Imagine you found a lamp with a magic genie inside who offered to grant you an extra million dollars in lifetime earnings. To get it, you simply have to do one thing: ask. Sound ludicrous?
It turns out you don't even need the genie.
In his book "Business Brilliant," Lewis Schiff writes that three out of four new hires accept a salary offer without negotiation. Meanwhile, nine out of 10 human resource managers are willing to offer a higher starting salary -- if they're asked.
The idea is staggering. If most employees fail to negotiate salary but the majority of HR managers are willing to pay more money, then the odds are clearly in your favor if you raise the issue.
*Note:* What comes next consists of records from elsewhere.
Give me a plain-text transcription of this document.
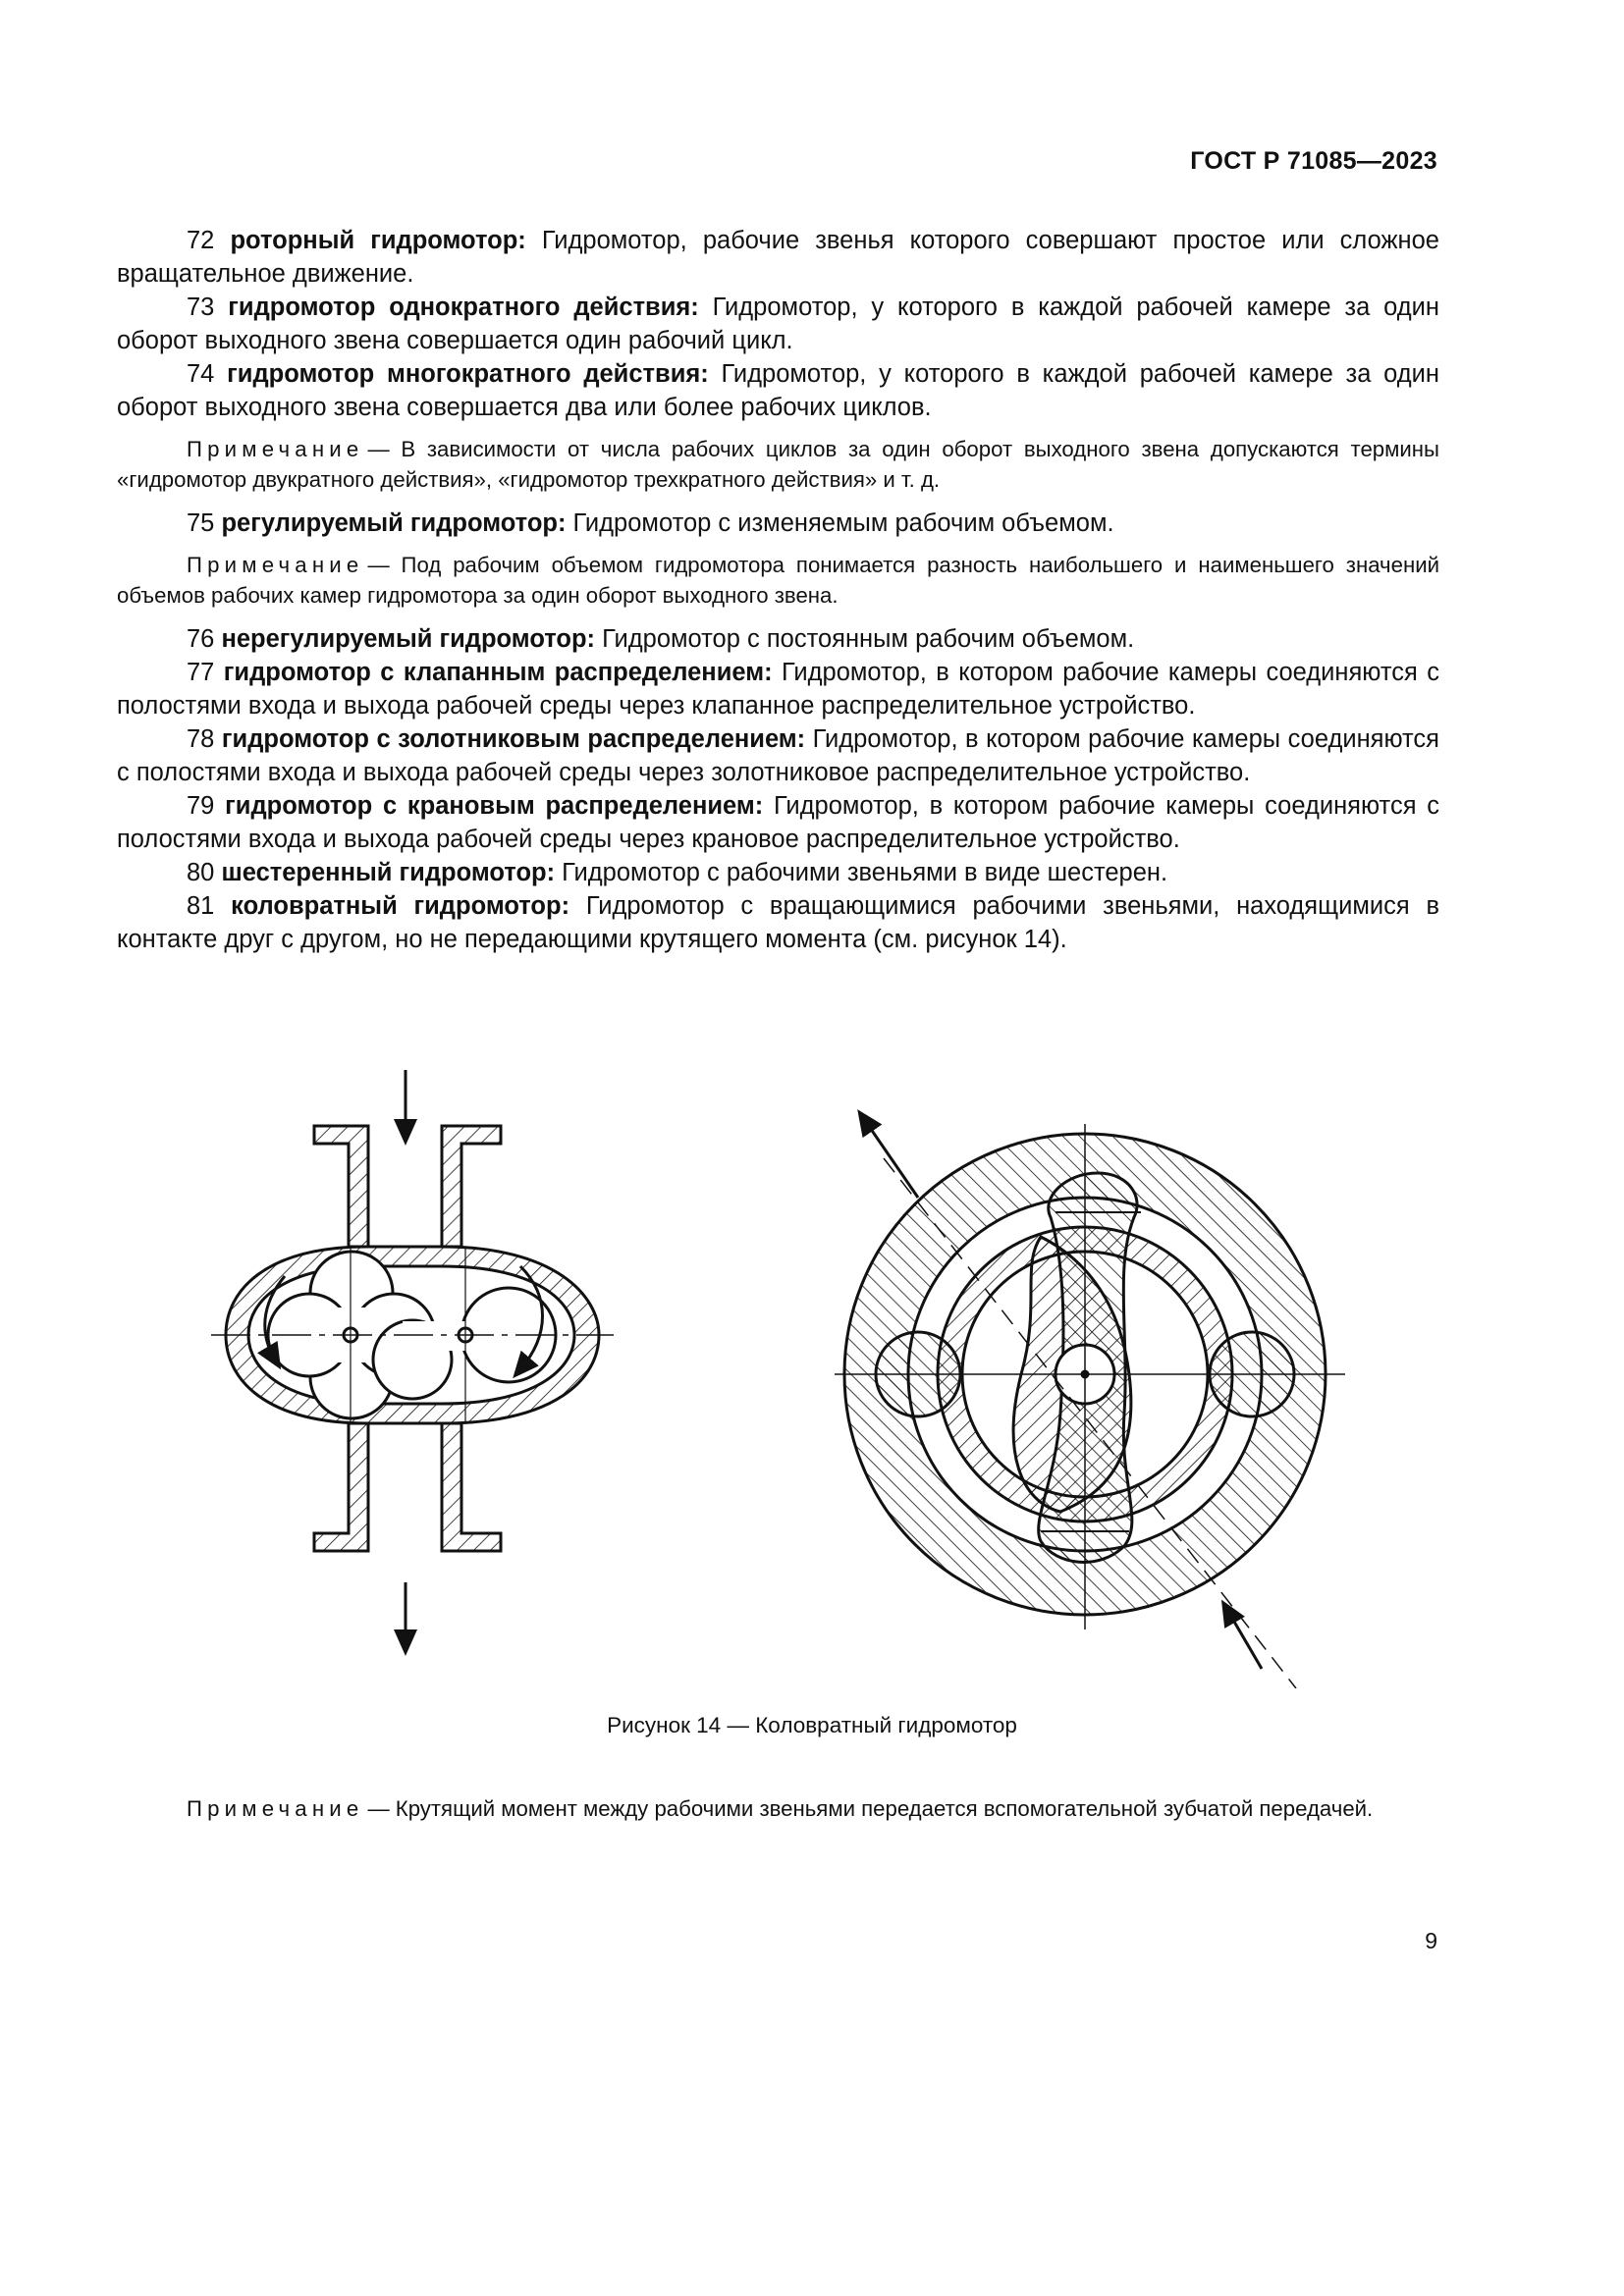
ГОСТ Р 71085—2023

72 роторный гидромотор: Гидромотор, рабочие звенья которого совершают простое или сложное вращательное движение.

73 гидромотор однократного действия: Гидромотор, у которого в каждой рабочей камере за один оборот выходного звена совершается один рабочий цикл.

74 гидромотор многократного действия: Гидромотор, у которого в каждой рабочей камере за один оборот выходного звена совершается два или более рабочих циклов.

Примечание — В зависимости от числа рабочих циклов за один оборот выходного звена допускаются термины «гидромотор двукратного действия», «гидромотор трехкратного действия» и т. д.

75 регулируемый гидромотор: Гидромотор с изменяемым рабочим объемом.

Примечание — Под рабочим объемом гидромотора понимается разность наибольшего и наименьшего значений объемов рабочих камер гидромотора за один оборот выходного звена.

76 нерегулируемый гидромотор: Гидромотор с постоянным рабочим объемом.

77 гидромотор с клапанным распределением: Гидромотор, в котором рабочие камеры соединяются с полостями входа и выхода рабочей среды через клапанное распределительное устройство.

78 гидромотор с золотниковым распределением: Гидромотор, в котором рабочие камеры соединяются с полостями входа и выхода рабочей среды через золотниковое распределительное устройство.

79 гидромотор с крановым распределением: Гидромотор, в котором рабочие камеры соединяются с полостями входа и выхода рабочей среды через крановое распределительное устройство.

80 шестеренный гидромотор: Гидромотор с рабочими звеньями в виде шестерен.

81 коловратный гидромотор: Гидромотор с вращающимися рабочими звеньями, находящимися в контакте друг с другом, но не передающими крутящего момента (см. рисунок 14).

Рисунок 14 — Коловратный гидромотор

Примечание — Крутящий момент между рабочими звеньями передается вспомогательной зубчатой передачей.

9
The secret to earning more
When planning a savings strategy, advice abounds about how to compare the best money market accounts, pick an online savings account or allocate a retirement plan. What you don't often hear is this simple yet effective tidbit: the more money you earn, the more money you can save.
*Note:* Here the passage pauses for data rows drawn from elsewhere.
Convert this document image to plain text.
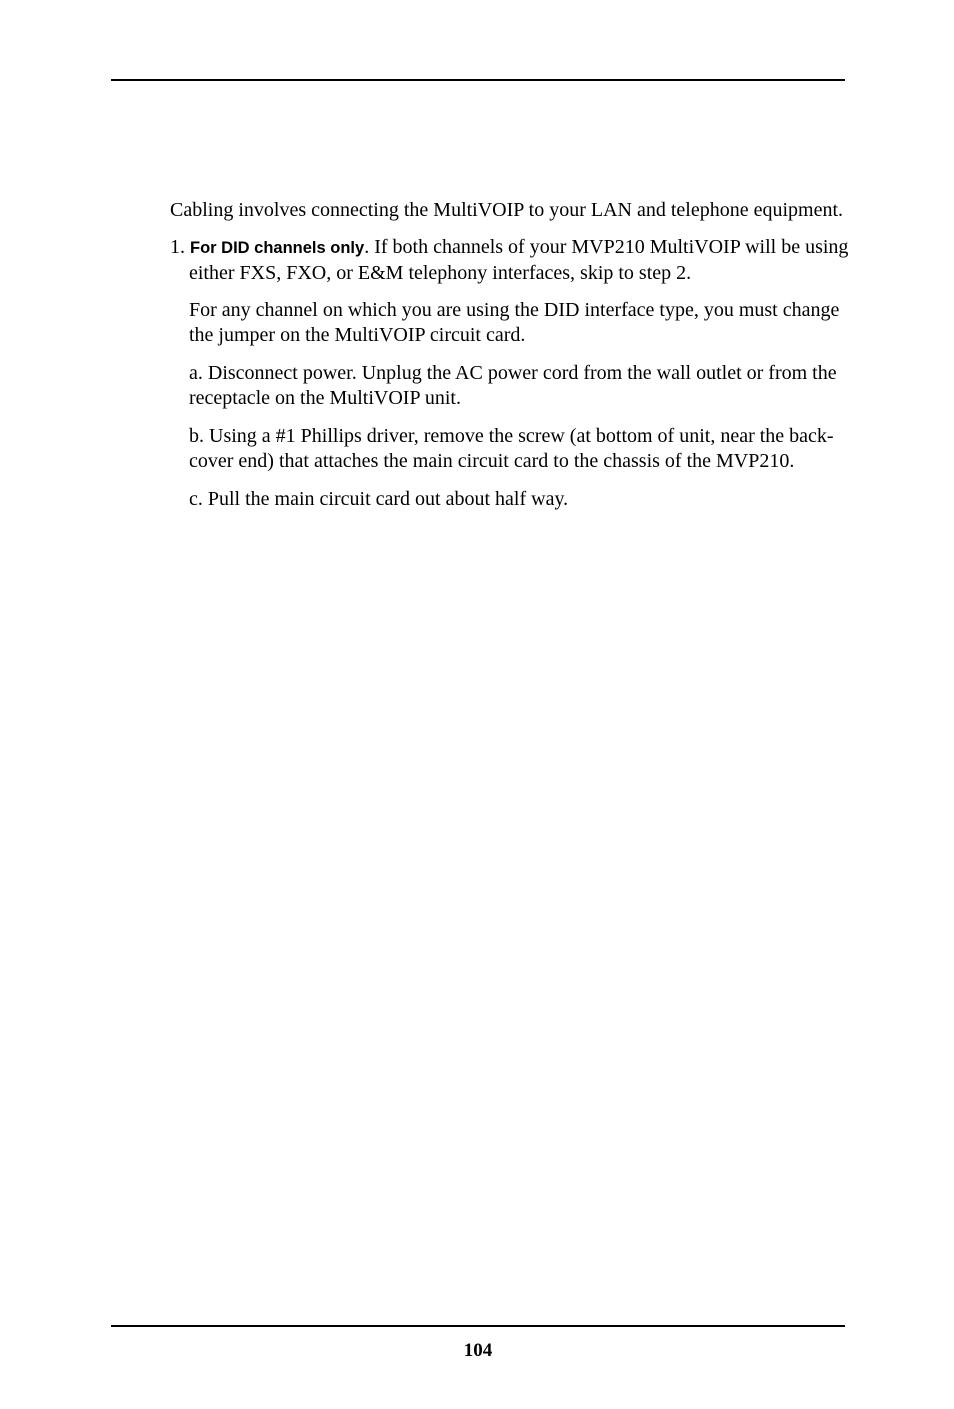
Cabling involves connecting the MultiVOIP to your LAN and telephone equipment.

1. For DID channels only. If both channels of your MVP210 MultiVOIP will be using either FXS, FXO, or E&M telephony interfaces, skip to step 2.

For any channel on which you are using the DID interface type, you must change the jumper on the MultiVOIP circuit card.

a. Disconnect power. Unplug the AC power cord from the wall outlet or from the receptacle on the MultiVOIP unit.

b. Using a #1 Phillips driver, remove the screw (at bottom of unit, near the back-cover end) that attaches the main circuit card to the chassis of the MVP210.

c. Pull the main circuit card out about half way.

104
According to Lori Marcus, executive recruiter and principal at QUAD656, an employee's largest pay increase opportunities happen when moving to a new job with a new company.
"Most large companies offer their employees an annual cost of living increase, which is typically in the 2 to 3 percent range," Marcus says. "When you switch from one company to another, that range can increase to 10 percent or more. You just don't see those increases when you stay with one company."
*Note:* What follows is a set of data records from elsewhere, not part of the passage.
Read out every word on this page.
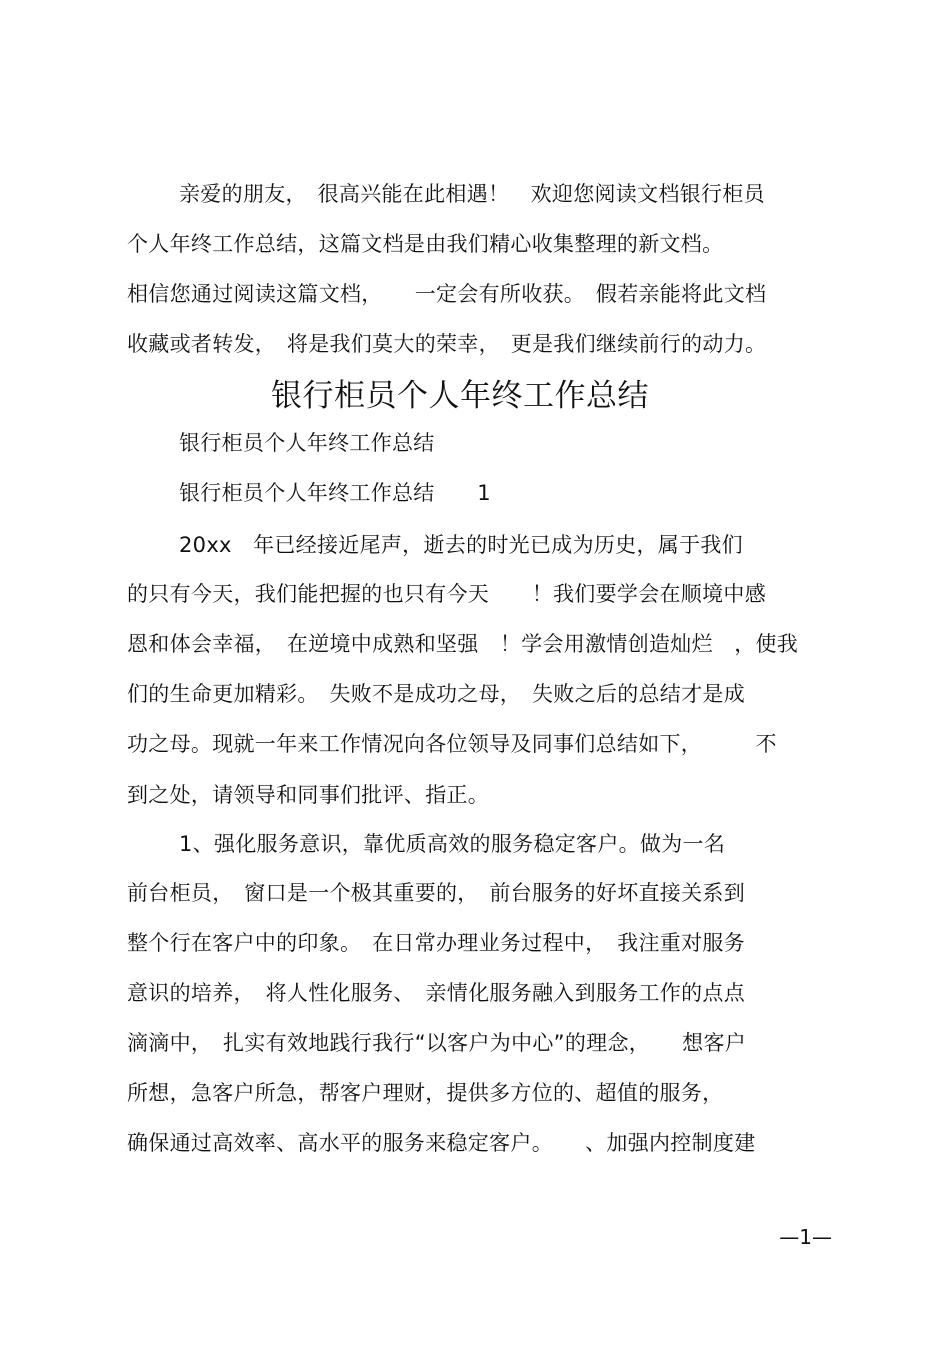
亲爱的朋友，　很高兴能在此相遇！　欢迎您阅读文档银行柜员
个人年终工作总结，这篇文档是由我们精心收集整理的新文档。
相信您通过阅读这篇文档，　　一定会有所收获。　假若亲能将此文档
收藏或者转发，　将是我们莫大的荣幸，　更是我们继续前行的动力。
银行柜员个人年终工作总结
银行柜员个人年终工作总结
银行柜员个人年终工作总结　　1
20xx　年已经接近尾声，逝去的时光已成为历史，属于我们
的只有今天，我们能把握的也只有今天　　！我们要学会在顺境中感
恩和体会幸福，　在逆境中成熟和坚强　！学会用激情创造灿烂　，使我
们的生命更加精彩。　失败不是成功之母，　失败之后的总结才是成
功之母。现就一年来工作情况向各位领导及同事们总结如下，　　　不
到之处，请领导和同事们批评、指正。
1、强化服务意识，靠优质高效的服务稳定客户。做为一名
前台柜员，　窗口是一个极其重要的，　前台服务的好坏直接关系到
整个行在客户中的印象。　在日常办理业务过程中，　我注重对服务
意识的培养，　将人性化服务、　亲情化服务融入到服务工作的点点
滴滴中，　扎实有效地践行我行“以客户为中心”的理念，　　想客户
所想，急客户所急，帮客户理财，提供多方位的、超值的服务，
确保通过高效率、高水平的服务来稳定客户。　　、加强内控制度建
—1—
Over the span of a career, those increases can add up to hundreds of thousands of dollars. To illustrate, let's look at two fictitious workers: Jane and Jack. Each launches a career at age 22 with a $50,000 salary. Each stays with an employer for five years (average tenure is 4.6 years, according to the Bureau of Labor Statistics) before moving on to a better opportunity.
With each new job offer, Jane successfully negotiates for a 15 percent higher salary, while Jack happily accepts the 10 percent bump he's offered. When they each wind down their careers at age 65, Jane's lifetime earnings will have outpaced Jack's by $160,318. That's without adding in any annual cost of living bumps.
Staying with your current employer
Even if you don't switch jobs (which is increasingly rare), salary negotiations can have an even larger effect on your overall earnings. Compounding doesn't just impact your savings account interest; the difference between a 2 percent and 3 percent annual salary increase can add up to almost $1 million over the course of a career.
Let's take another look at our fictitious friends, Jane and Jack. This time, let's assume they both stay with their original employer for the duration of their careers. Jane happily accepts the 2 percent cost of living pay raise offered at each annual review. Jack, on the other hand, uses his negotiation savvy to boost his increases from 2 percent to 3 percent. Jane's salary tops out at $117,159 while Jack's grows to $178,255.
David Larson, professional negotiator and founder of NegotiatingSalary.com, sees the wage difference as part of a "time until retirement" equation.
"Negotiate an extra 1 percent per year and you can retire a full seven years earlier. Negotiate an extra 2 percent and retire 11 years earlier," Larson says. "Twenty minutes of work per year can net you an extra 11 years of retirement."
Won't the boss be offended?
The No. 1 reason people don't negotiate is fear that a job offer will be rescinded or that they'll offend their current boss.
When asked if she's ever seen a hiring manager rescind a job offer, Marcus replied, "No. Not for asking for more money." However, she conceded, "It's all in the approach."
Larson, who has negotiated more than 700 salaries, agrees. In fact, he adds that annual pay increases aren't necessarily meted out to those who deserve them most. Salary increases "are never even," he says. "Most people get nothing. Some people get more. The ones who get more are the ones who know how to convince their boss to give them more."
Be your own genie
If you want to build a bigger nest egg, it pays (literally) to use all the tools that you can. There may not be a genie in your lamp, but you can always learn a few negotiation tricks and make the ask for yourself (or hire a professional negotiator to do it for you). Your wish may just be your HR manager's command.